Apple May Be Influencing The Mobile Phone Industry In More Ways Than We Thought: Verizon's "Evolutionary" New Store Design

Verizon is changing their retail experience with an "evolutionary" store design. There will be a number of "innovative systems and operational enhancements" to improve the customer experience. What does this mean? Definitions of innovation and what is a good customer experience are nebulous at best. Here is a list of some of the new features of these redesigned stores:

  • A dedicated demo zone where customers can explore, experiment and learn using interactive touch-screens or be guided by product-savvy sales staff.
  • More than 55 working models of handsets, PC cards and other devices for customers to try.
  • A greeter kiosk that allows customers to check in once they enter the store and list their wireless needs, so representatives can quickly assist them.
  • A bill payment kiosk that allows customers to make account payments quickly and easily using checks, cash or credit/debit cards.
  • Customer service and technical support departments, making it easy for customers to get account information, access customer service and address technical issues from trained in-store staff.

It's been interesting to observe how the entire mobile phone market has been wagged by the Apple, which makes me wonder if this is a natural extension of that. Is Verizon looking to make their stores be more like an Apple store experience? Product-savvy salespeople sounds a lot like Apple "Specialists." Greeter kiosks act like Apple's "Concierge" personnel. Having working products in store that you can kick the tires on is just what people do at an Apple Store.
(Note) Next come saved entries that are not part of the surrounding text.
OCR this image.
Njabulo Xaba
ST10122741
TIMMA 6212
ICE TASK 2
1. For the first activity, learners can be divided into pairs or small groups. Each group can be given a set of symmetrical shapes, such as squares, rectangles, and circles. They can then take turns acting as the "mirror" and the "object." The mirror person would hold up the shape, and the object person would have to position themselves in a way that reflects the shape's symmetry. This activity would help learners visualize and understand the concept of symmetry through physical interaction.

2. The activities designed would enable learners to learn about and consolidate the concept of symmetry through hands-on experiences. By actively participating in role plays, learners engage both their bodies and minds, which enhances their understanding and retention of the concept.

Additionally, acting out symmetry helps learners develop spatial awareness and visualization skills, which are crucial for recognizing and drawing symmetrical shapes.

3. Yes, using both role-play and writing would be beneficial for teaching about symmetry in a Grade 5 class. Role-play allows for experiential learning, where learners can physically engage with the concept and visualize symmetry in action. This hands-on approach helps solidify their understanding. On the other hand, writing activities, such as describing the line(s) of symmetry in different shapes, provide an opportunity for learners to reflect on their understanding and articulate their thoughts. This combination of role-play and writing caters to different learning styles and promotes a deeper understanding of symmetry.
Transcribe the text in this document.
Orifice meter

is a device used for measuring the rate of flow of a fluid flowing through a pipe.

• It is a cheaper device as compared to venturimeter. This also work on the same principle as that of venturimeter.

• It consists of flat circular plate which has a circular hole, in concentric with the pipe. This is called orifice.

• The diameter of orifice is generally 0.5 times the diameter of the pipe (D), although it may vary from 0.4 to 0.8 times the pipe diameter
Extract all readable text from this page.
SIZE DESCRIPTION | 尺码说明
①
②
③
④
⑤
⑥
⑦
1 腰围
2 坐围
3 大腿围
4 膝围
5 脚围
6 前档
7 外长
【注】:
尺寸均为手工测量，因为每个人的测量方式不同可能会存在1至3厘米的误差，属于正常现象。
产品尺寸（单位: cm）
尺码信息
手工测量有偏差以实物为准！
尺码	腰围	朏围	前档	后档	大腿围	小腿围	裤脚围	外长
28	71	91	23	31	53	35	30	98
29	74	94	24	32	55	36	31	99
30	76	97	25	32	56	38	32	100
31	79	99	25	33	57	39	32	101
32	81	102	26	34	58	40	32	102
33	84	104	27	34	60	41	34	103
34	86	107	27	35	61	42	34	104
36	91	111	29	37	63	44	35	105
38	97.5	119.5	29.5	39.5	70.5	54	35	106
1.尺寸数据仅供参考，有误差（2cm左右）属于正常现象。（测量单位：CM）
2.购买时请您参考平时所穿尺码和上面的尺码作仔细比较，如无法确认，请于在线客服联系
The major unseen difference between an Apple product and a Verizon product is not the brick & mortar stores nor the cell phones themselves, but the mechanism that people use to manage the devices. iTunes is this invisible element that people use to activate and enjoy manipulating the data they put on their iPhone. It is not the barrier that all these other devices have for performing this critical part of the overall experience.

Just the other day I tried to get my Sony Ericsson Walkman phone connected to my computer. I had to download and install 6 different software ‘things' and reboot my computer twice to try to doing anything. Once installed, working with the software was a bit confusing. I had to learn new ways to try and marry the files on my computer with the hard drive on the phone. I didn't enjoy a bit of it, and wasn't able to find the content on the phone after I thought I transferred the files.

Easily getting my music, address book and photos on my phone is something that Verizon should focus on. If they do, maybe they will have the crowd problem at their stores as Apple does. I'm not sure if demo zones and greeter kiosks will do the trick.